MeteoGalicia presentó ayer el informe climatológico sobre el 2022. Las cifras reflejan la sensación generalizada entre los gallegos. Ha sido un año inusual, empezando por las temperaturas. «A media foi de 14,9 graos, un valor considerado como extremadamente cálido e rexistrándose, ademais, unha anomalía positiva de 1,4 graos con respecto aos valores esperados. Temos que remontarnos ao ano 1961 para falar de temperaturas tan altas como as que tivemos en 2022», señaló la conselleira de Medio Ambiente, Territorio e Vivenda, Ángeles Vázquez.

El estudio destaca algunos episodios concretos que se produjeron durante el pasado verano. La estación fue la más calurosa desde que existen datos climatológicos y registró una anomalía positiva de 3 grados, una de más altas en todo el territorio español. «En xullo produciuse unha vaga de calor histórica superando os termómetros os 40 graos en moitos puntos da comunidade. E, ademais, o día 14 de xullo vivimos un evento chamado Sistema Convectivo de Mesoescala, que xerou unha área tormentosa do tamaño de Galicia que deixou máis de 6.000 raios en 4 horas», apuntó Vázquez.
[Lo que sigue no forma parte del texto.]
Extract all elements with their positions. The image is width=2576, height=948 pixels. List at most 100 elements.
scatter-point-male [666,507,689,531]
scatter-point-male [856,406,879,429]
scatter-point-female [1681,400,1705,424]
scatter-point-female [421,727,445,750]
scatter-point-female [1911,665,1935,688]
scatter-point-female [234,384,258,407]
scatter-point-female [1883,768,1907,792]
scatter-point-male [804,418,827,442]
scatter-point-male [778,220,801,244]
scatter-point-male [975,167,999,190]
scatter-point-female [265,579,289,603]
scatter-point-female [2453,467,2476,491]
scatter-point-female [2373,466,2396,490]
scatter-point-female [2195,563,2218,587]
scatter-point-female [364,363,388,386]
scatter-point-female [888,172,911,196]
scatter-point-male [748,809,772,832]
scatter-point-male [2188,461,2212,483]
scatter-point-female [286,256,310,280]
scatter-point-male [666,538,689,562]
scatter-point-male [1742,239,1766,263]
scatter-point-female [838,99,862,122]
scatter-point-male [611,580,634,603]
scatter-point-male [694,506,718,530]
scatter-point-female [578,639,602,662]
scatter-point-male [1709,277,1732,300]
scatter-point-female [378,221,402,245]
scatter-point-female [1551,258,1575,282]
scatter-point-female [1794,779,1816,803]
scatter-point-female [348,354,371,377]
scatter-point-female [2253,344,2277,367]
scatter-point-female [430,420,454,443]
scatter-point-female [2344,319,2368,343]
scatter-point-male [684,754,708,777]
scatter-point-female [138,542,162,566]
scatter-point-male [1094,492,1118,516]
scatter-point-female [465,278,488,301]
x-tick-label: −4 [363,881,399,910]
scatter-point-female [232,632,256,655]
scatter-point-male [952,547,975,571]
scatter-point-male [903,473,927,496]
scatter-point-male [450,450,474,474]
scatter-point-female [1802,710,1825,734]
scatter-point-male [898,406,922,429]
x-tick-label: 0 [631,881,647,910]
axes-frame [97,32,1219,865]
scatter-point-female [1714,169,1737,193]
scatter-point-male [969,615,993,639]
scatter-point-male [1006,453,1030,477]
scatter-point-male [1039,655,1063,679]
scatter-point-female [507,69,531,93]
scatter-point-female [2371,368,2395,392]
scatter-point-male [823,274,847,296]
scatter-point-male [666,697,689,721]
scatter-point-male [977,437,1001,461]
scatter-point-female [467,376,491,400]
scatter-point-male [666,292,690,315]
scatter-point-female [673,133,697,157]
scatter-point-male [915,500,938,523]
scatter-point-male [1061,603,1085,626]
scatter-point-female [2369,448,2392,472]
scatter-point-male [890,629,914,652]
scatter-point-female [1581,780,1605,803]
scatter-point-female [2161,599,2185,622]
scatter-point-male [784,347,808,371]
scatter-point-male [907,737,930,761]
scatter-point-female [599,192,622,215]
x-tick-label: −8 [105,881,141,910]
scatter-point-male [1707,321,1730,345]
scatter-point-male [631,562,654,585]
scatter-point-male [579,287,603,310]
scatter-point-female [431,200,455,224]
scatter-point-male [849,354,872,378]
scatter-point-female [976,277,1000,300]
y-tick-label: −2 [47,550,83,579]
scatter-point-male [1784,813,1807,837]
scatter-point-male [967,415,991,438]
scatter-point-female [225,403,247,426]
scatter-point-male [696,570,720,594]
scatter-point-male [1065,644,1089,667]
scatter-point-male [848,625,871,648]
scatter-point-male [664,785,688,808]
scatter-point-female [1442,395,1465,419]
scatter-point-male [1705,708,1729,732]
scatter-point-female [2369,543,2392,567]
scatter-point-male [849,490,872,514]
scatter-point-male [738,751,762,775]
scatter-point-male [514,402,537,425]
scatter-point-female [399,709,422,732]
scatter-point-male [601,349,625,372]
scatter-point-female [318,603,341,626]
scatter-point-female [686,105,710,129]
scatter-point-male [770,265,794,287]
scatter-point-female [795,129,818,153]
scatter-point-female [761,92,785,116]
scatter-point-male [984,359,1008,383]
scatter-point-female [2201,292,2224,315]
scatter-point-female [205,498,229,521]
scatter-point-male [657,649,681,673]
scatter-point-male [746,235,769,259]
El 2022 no solo ha sido cálido, sino también seco. La lluvia que se ha registrado durante la parte final no ha evitado que el año terminara con un déficit. «O volume de chuvias foi menor do agardado polo que debe considerarse, en xeral, un ano seco. A precipitación media na foi de 1.201 litros por metro cadrado, o que supón, un 7 % menos do que cabería esperar», destacó la conselleira.

Un año de extremos

Si algo ha quedado en evidencia en el 2022 es cómo el clima está tendiendo más hacia los extremos. Durante los primeros nueve meses del año hubo una ausencia muy importante de lluvia y unas temperaturas impropias de la comunidad gallega. De hecho, la combinación de falta de precipitaciones y condiciones cálidas retroalimentaron la sequía, provocando que fuese mucho más intensa.

Pero a partir de la segunda quincena de octubre, sin término medio, se pasó de la ausencia de agua a la abundancia. Durante tres meses seguidos cayó tanta lluvia que Galicia puede dar prácticamente por superada la sequía. Hoy hay muchos ríos a punto de desbordar y el nivel de los embalses se ha recuperado de manera espectacular. En la demarcación Galicia-Costa el nivel está ahora mismo al 91 % de la ocupación y el agua embalsada en la cuenca Miño-Sil se encuentra al 79 %.